Observers from the Organization for Security and Cooperation in Europe, the Council of Europe, the European Parliament and NATO criticized the balloting.

"There was certainly fraud, though this is difficult to quantify," a leading member of the OSCE delegation, Gert-Hinrich Ahrens, told CNN.

He said there had been incidents of violence and intimidation -- and in some areas 5 percent of voters had been added to the lists on voting day, many of them with certificates allowing them to vote away from their place of residence.

"This election did not meet a considerable number of international standards for democratic elections," mission leader Bruce George told AP.

"The abuse of state resources in favor of the prime minister continued, as well as an overwhelming media bias in his favor."

Even stronger criticism came from Richard Lugar, chairman of the U.S. Senate's Foreign Relations Committee.

"It is now apparent that a concerted and forceful program of election-day fraud and abuse was enacted with either the leadership or cooperation of governmental authorities," said Lugar, who was sent to Kiev as U.S. President George W. Bush's envoy.
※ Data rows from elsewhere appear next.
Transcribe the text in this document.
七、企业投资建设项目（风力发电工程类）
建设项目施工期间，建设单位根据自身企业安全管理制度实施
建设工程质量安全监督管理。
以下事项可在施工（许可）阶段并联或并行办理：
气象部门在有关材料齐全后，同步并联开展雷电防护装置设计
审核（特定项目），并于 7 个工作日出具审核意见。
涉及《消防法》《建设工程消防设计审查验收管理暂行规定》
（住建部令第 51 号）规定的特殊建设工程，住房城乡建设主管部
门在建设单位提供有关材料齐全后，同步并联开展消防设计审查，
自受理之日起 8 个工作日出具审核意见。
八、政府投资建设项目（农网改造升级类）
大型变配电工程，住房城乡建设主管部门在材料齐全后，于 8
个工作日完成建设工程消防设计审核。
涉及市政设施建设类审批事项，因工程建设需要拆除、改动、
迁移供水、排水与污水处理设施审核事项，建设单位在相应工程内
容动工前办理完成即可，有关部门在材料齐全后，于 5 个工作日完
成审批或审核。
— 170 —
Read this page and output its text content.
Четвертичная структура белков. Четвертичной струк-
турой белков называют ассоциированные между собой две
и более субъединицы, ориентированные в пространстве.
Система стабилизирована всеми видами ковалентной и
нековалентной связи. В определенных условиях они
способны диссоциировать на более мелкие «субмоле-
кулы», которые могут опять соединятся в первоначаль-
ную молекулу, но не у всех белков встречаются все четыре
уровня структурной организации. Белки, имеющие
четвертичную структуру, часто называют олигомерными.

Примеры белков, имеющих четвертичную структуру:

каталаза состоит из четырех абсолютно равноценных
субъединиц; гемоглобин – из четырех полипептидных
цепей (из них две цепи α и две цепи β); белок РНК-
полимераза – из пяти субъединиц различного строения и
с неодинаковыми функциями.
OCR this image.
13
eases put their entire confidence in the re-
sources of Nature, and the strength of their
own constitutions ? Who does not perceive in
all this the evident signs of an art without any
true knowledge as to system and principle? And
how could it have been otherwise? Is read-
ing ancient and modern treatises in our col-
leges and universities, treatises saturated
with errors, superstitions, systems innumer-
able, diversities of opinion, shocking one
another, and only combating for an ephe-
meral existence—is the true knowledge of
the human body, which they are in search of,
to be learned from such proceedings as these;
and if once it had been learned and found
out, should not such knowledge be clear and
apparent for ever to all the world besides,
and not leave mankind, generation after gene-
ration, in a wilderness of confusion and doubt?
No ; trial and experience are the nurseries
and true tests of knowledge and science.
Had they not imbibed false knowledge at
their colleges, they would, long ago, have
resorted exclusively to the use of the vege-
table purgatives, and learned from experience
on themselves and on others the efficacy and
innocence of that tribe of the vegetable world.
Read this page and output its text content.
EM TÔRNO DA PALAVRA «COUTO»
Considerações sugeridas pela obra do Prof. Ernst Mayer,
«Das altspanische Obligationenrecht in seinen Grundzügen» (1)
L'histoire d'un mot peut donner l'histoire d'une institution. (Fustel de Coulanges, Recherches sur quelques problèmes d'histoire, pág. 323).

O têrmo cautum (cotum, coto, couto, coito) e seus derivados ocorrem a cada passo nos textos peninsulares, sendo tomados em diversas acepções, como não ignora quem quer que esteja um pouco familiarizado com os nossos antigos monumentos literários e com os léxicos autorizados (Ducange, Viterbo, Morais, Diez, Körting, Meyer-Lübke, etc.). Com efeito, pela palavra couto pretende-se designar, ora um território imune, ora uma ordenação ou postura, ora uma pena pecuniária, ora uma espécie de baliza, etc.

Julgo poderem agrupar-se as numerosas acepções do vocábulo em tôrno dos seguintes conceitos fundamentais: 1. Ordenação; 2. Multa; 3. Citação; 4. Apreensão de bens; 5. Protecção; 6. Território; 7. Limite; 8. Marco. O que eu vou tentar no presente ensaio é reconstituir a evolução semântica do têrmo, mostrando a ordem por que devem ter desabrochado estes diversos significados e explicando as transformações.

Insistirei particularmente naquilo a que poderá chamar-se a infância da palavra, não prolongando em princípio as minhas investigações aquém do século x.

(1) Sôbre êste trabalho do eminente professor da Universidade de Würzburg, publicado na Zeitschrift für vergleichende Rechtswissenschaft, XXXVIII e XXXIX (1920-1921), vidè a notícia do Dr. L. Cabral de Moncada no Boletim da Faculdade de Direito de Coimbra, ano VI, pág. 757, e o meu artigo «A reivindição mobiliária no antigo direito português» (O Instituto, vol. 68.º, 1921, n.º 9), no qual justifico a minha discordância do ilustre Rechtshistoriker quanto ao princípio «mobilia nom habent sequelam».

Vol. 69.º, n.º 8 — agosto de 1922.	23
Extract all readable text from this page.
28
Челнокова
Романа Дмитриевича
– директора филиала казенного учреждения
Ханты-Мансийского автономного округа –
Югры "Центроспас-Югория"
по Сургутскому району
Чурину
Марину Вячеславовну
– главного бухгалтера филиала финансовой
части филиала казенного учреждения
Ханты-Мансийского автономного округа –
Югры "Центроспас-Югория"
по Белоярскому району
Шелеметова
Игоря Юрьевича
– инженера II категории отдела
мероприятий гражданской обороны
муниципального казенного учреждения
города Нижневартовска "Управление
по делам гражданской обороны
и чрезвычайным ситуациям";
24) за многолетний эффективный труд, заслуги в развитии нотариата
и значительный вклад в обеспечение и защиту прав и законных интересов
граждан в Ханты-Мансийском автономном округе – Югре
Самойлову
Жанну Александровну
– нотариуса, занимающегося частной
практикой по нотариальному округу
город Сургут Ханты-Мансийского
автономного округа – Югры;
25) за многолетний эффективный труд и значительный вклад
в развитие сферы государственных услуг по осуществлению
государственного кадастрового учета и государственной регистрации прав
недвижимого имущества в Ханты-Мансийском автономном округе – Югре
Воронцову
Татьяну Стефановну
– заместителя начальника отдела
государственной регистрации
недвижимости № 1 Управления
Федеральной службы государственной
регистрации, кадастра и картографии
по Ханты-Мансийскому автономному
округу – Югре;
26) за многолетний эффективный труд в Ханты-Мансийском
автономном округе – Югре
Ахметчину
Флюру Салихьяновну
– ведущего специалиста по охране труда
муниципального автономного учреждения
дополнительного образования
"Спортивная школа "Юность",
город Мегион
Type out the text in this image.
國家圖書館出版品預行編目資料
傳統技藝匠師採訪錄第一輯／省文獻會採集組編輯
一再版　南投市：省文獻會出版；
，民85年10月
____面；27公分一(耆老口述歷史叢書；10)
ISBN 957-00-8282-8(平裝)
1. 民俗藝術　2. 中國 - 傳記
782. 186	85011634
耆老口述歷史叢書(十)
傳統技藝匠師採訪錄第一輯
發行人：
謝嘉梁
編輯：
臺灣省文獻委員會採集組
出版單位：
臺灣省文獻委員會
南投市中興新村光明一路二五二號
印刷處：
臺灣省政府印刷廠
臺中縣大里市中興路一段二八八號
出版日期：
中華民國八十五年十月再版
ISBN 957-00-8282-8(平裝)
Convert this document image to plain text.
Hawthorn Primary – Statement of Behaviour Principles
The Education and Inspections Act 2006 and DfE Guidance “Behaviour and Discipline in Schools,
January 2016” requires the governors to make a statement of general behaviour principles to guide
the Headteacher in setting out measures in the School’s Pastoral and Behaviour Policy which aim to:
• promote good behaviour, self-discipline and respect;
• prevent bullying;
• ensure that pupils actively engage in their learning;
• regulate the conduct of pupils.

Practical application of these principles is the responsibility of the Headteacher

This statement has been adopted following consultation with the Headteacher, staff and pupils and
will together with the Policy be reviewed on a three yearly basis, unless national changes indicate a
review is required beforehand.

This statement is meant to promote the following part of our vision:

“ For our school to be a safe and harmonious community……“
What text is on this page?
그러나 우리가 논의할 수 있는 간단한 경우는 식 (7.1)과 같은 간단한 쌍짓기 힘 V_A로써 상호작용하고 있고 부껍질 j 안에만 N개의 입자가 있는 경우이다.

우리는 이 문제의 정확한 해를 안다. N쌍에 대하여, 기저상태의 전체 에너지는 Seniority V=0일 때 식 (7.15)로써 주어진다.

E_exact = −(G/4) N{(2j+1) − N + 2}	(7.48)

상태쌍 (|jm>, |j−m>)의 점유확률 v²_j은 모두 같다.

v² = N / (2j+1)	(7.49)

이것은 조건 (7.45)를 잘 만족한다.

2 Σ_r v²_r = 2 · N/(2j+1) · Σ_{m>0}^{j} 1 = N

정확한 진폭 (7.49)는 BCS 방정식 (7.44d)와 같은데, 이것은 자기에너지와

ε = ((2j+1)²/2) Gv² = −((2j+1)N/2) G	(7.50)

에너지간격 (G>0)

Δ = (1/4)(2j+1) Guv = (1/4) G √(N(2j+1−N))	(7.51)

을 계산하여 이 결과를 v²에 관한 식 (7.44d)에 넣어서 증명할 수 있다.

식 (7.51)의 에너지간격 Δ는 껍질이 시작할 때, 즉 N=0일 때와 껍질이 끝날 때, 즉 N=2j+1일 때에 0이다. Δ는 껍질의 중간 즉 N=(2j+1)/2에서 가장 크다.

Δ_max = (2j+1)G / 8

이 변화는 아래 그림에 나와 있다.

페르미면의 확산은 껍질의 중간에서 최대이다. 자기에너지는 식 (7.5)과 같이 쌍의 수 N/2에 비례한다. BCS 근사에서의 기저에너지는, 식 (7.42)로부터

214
The Lviv city council announced that it recognized Yushchenko as the president and was ready to fulfill "all of his orders and decrees."

Yushchenko's key ally, Yulia Tymoshenko, called for a general strike.

"Stop working, stop learning, make it all stop," she said.

CNN's Ryan Chilcote says that Yushchenko says he will call for an emergency session of parliament to look at the poll violations he alleges -- and for an anulment of results where those violations took place.

The opposition leader says he will continue with demonstrations until he is declared winner, Chilcote says.

The OSCE's Ahrens said that the opposition had the opportunity to go to Ukraine's Supreme Court go to challenge results.